You should see the final table, containing column percentages, as shown below. Note that you can see that the table shows column percentages since the percentages accross the columns add up to 100%.

Now we can answer question 1 easily: Recall the question was "how many female employees earn less than \$40,000". In the female column we need to add the numbers: 14.81% + 66.67%+13.43% since everyone in those corresponding cells is female and earns less than \$40,000. You could of course use Excel to add these numbers, or simply add them in your head. The answer to the question is: 94.91% of females earn less than \$40,000. For the male employees, the answer is: 63.95% of males earn less than \$40,000.

Actually, this seems to indicate that female employees, as a rule, earn less money than male employees.
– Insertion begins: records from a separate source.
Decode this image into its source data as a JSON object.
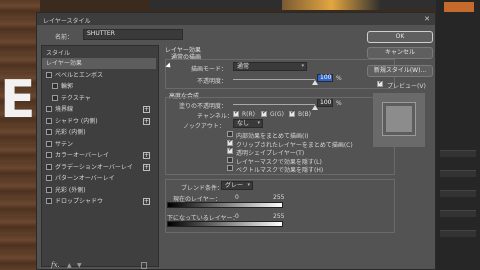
{
  "background": {
    "letters": "E"
  },
  "dialog": {
    "title": "レイヤースタイル",
    "close_icon": "close-icon"
  },
  "name_field": {
    "label": "名前：",
    "value": "SHUTTER"
  },
  "style_list": {
    "header": "スタイル",
    "items": [
      {
        "label": "レイヤー効果",
        "has_checkbox": false,
        "has_plus": false,
        "selected": true
      },
      {
        "label": "ベベルとエンボス",
        "has_checkbox": true,
        "has_plus": false,
        "selected": false
      },
      {
        "label": "輪郭",
        "has_checkbox": true,
        "has_plus": false,
        "selected": false,
        "indent": true
      },
      {
        "label": "テクスチャ",
        "has_checkbox": true,
        "has_plus": false,
        "selected": false,
        "indent": true
      },
      {
        "label": "境界線",
        "has_checkbox": true,
        "has_plus": true,
        "selected": false
      },
      {
        "label": "シャドウ (内側)",
        "has_checkbox": true,
        "has_plus": true,
        "selected": false
      },
      {
        "label": "光彩 (内側)",
        "has_checkbox": true,
        "has_plus": false,
        "selected": false
      },
      {
        "label": "サテン",
        "has_checkbox": true,
        "has_plus": false,
        "selected": false
      },
      {
        "label": "カラーオーバーレイ",
        "has_checkbox": true,
        "has_plus": true,
        "selected": false
      },
      {
        "label": "グラデーションオーバーレイ",
        "has_checkbox": true,
        "has_plus": true,
        "selected": false
      },
      {
        "label": "パターンオーバーレイ",
        "has_checkbox": true,
        "has_plus": false,
        "selected": false
      },
      {
        "label": "光彩 (外側)",
        "has_checkbox": true,
        "has_plus": false,
        "selected": false
      },
      {
        "label": "ドロップシャドウ",
        "has_checkbox": true,
        "has_plus": true,
        "selected": false
      }
    ],
    "footer_fx": "fx."
  },
  "layer_effects": {
    "title": "レイヤー効果",
    "subtitle": "通常の描画",
    "blend_mode_label": "描画モード：",
    "blend_mode_value": "通常",
    "opacity_label": "不透明度：",
    "opacity_value": "100",
    "opacity_unit": "%",
    "opacity_level": 1.0
  },
  "advanced": {
    "title": "高度な合成",
    "fill_opacity_label": "塗りの不透明度：",
    "fill_opacity_value": "100",
    "fill_opacity_unit": "%",
    "fill_opacity_level": 1.0,
    "channels_label": "チャンネル：",
    "channels": [
      {
        "label": "R(R)",
        "checked": true
      },
      {
        "label": "G(G)",
        "checked": true
      },
      {
        "label": "B(B)",
        "checked": true
      }
    ],
    "knockout_label": "ノックアウト：",
    "knockout_value": "なし",
    "options": [
      {
        "label": "内部効果をまとめて描画(I)",
        "checked": false
      },
      {
        "label": "クリップされたレイヤーをまとめて描画(C)",
        "checked": true
      },
      {
        "label": "透明シェイプレイヤー(T)",
        "checked": true
      },
      {
        "label": "レイヤーマスクで効果を隠す(L)",
        "checked": false
      },
      {
        "label": "ベクトルマスクで効果を隠す(H)",
        "checked": false
      }
    ]
  },
  "blend_if": {
    "label": "ブレンド条件：",
    "value": "グレー",
    "this_layer_label": "現在のレイヤー：",
    "this_layer_min": "0",
    "this_layer_max": "255",
    "underlying_label": "下になっているレイヤー：",
    "underlying_min": "0",
    "underlying_max": "255"
  },
  "buttons": {
    "ok": "OK",
    "cancel": "キャンセル",
    "new_style": "新規スタイル(W)...",
    "preview_label": "プレビュー(V)",
    "preview_checked": true
  }
}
We will learn how to answer questions such as these in the next section.

It is left as an exercise to answer the second set of questions "How many people earning more than \$60,000 have 15 years of education or less ? How many of those have more than 15 years of education". Here are, for your information, the answers (recall that you first need to determine whether to use row or column percentage tables, which of course depends on your choice of row and column variables, as well as on the particular question. Here is a particular table we chose to create:

By rthe ways, is that table using row or column percentages ? The correct answers are:

• 2.22% of people earning more than \$60,000 have 15 years or less of education
• 97.78% of people earning more than \$60,000 have more than 15 years of education

Again, a more interesting question would be be to determine whether more years of education generally result in higher salaries (it does looks that way) - we will answer that type of question in the next section.